Life

You Didn't Imagine That Weird Super Bowl TV Blackout — Here's What Really Happened

by Eliza Castile
Rob Carr/Getty Images Sport/Getty Images

Yes, you remembered to pay your cable bill, and no, your laptop didn't choose today to go kaput. During the second quarter of the 2018 Super Bowl, the much-anticipated commercials were interrupted by a 26-second black screen. Naturally, everyone who wasn't busy refilling their plate of chips and guac in the kitchen immediately wondered what caused the Super Bowl TV screen blackout. At first, you may have assumed it was an ad, albeit a poorly-designed one that left you with no idea what it was selling. But soon, NBC released a statement blaming the blackout on a "brief equipment failure," so it looks like the dead air was the result of a pure and simple accident.

In case you missed it, the blackout took place less than halfway into the Super Bowl. Right after the Patriots kicked a field goal, the telecast cut to commercial — or at least, it tried. Instead, televisions and laptop screens around the country went dark for nearly half a minute before cutting back to the broadcast booth. About half an hour later, CNN’s Brian Stelter tweeted a statement from NBC Sports.

“We had a brief equipment failure that we quickly resolved. No game action or commercial time were missed,” the broadcasting company said, according to Stelter.

Mystery mostly solved! The blackout was due to a wardrobe — er, equipment malfunction. It's still unclear exactly what kind of technical problems led to the dead air, but Twitter had plenty of ideas. Once it became clear that there would be no repeat of 2013's power outage, which interrupted Super Bowl XLVII for 34 full minutes, people started breathing again and took to the internet to tweet their theories about the blackout.

One user decided that the employee who accidentally sent out a nuclear missile alert to Hawaii's public must have made a fresh start at NBC.

Several compared it to the well-known series finale of The Sopranos.

Then there were the hordes of users who decided it was an ad. Some joked it was meant to support net neutrality or (literal) anti-commercialism.

This guy had no idea what the ad was supposed to represent, but he was into it.

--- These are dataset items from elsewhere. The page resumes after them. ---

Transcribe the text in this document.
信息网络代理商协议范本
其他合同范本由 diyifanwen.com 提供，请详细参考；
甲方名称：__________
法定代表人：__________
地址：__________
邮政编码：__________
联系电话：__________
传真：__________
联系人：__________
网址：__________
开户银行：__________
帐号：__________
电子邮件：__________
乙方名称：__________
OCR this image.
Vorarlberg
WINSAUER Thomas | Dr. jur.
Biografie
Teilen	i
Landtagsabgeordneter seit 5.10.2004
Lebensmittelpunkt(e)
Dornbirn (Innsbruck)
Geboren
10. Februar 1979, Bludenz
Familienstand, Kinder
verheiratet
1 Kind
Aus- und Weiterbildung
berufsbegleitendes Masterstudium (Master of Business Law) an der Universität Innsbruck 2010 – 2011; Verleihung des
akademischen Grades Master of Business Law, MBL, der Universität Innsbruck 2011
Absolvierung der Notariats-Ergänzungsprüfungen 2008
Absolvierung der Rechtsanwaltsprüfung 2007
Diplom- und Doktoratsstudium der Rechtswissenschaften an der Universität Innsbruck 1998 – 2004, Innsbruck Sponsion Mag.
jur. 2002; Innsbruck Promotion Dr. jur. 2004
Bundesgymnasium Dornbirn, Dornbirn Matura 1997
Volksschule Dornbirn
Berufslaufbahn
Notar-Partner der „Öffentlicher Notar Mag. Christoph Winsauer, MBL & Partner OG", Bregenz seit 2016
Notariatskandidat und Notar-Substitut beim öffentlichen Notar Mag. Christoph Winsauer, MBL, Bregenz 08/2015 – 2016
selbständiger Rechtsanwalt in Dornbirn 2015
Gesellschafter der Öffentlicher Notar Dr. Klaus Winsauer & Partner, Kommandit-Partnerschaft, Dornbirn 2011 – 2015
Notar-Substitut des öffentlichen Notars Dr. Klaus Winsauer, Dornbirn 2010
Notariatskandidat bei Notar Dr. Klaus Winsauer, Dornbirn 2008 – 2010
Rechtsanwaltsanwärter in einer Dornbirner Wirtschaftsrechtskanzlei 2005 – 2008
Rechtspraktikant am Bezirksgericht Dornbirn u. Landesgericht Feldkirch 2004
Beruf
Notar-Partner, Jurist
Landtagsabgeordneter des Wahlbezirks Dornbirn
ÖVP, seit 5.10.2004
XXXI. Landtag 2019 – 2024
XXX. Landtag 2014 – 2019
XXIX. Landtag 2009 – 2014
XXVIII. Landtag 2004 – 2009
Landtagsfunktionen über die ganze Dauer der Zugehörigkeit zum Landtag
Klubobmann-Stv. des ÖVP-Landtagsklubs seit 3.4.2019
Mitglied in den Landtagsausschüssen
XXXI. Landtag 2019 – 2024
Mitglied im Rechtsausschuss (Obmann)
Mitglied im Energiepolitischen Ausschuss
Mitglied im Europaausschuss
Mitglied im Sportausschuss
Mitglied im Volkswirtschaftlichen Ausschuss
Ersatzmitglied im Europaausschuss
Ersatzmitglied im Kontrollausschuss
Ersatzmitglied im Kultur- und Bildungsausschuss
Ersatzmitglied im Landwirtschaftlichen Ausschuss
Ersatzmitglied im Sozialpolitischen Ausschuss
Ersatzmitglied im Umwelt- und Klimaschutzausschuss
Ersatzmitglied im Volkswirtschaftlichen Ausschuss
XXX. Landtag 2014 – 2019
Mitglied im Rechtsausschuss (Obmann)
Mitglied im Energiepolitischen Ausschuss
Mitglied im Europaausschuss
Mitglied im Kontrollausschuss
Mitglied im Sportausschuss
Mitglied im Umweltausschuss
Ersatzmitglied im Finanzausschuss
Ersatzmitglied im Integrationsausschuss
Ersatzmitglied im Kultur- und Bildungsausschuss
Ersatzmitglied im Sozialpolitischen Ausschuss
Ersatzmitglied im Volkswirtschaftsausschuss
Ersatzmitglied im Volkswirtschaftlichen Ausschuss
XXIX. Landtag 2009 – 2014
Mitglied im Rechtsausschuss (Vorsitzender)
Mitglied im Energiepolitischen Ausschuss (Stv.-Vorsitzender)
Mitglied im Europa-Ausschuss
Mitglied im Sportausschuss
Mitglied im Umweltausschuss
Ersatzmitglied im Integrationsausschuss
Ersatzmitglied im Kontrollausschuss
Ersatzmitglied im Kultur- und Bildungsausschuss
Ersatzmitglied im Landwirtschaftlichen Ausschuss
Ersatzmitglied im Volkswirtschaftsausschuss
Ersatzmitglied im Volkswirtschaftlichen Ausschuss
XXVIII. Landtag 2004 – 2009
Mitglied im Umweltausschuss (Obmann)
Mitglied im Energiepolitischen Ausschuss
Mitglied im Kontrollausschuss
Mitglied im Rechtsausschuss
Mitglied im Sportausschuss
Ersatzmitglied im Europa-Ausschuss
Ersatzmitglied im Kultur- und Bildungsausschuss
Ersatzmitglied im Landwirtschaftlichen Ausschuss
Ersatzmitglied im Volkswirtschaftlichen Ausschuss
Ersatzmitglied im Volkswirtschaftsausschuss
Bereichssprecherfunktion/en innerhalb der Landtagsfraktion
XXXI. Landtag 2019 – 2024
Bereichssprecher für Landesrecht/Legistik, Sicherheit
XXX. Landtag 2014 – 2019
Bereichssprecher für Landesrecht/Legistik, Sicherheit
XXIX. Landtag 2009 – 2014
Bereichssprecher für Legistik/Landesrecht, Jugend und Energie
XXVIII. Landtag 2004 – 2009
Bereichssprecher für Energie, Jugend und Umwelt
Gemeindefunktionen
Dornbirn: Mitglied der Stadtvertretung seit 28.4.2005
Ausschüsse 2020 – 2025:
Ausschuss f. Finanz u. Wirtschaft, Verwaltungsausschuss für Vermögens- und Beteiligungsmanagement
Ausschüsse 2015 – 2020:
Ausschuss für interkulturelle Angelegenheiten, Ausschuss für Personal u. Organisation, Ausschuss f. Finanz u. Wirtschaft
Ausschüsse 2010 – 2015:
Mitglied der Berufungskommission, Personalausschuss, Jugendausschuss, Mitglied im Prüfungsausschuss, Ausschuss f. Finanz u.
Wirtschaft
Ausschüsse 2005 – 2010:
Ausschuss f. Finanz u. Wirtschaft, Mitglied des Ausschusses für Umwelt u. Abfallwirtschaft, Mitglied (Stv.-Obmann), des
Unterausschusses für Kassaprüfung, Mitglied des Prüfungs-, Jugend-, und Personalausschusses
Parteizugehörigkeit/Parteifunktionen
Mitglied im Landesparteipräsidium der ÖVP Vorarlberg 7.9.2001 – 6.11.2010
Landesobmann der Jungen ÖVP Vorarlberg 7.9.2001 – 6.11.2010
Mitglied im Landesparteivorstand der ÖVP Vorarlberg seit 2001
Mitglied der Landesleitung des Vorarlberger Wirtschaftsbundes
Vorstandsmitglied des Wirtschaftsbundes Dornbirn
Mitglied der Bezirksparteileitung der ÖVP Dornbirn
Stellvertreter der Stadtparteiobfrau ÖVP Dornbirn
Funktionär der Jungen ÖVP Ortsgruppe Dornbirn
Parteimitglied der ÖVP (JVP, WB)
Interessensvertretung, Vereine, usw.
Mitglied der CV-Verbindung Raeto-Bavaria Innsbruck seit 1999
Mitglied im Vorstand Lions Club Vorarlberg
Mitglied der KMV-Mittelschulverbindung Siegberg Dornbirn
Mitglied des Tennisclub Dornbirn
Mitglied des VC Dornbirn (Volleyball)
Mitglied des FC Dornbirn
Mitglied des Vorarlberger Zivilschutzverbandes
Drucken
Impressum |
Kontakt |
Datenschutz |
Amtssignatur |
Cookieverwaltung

Brands like Doritos and Tide laundry detergent saw an opportunity and ran with it, poking fun at the blackout and drawing attention their way at the same time. (You may remember that in 2013, Oreo was the true winner of the Super Bowl with its lightning-fast response to the blackout, but it hasn't responded to this year's yet.)

In a totally unsurprising turn of events, dozens of users brought up politics, saying the blackout is a literal representation of the darkness that envelopes Donald Trump's America.

"The dead air was Donald Trump's Super Bowl interview," tweeted one man, referring to the president's decision to opt out of the traditional pre-game interview. Another said it must be Trump's campaign ad for the next presidential election.

Advertisers have been known to drop hundreds of thousands, if not millions, on ads before, during, and after the Super Bowl, and companies tend to go all out with their commercials. (In fact, you might be one of the people that only watches the game for ads like the one pitting Peter Dinklage and Morgan Freeman in a fire and ice rap battle this year.) You might think that NBC lost millions of dollars by failing to air an ad during the blackout, but as CNN points out, the statement is phrased to suggest that because no "commercial time" was lost, neither was any ad money.

Regardless, I wouldn't want to be the person whose job was checking the equipment that failed. Americans love the Super Bowl like... well, a nation of football fans watching two professional teams duke it out in a massively-televised event. It defies comparison.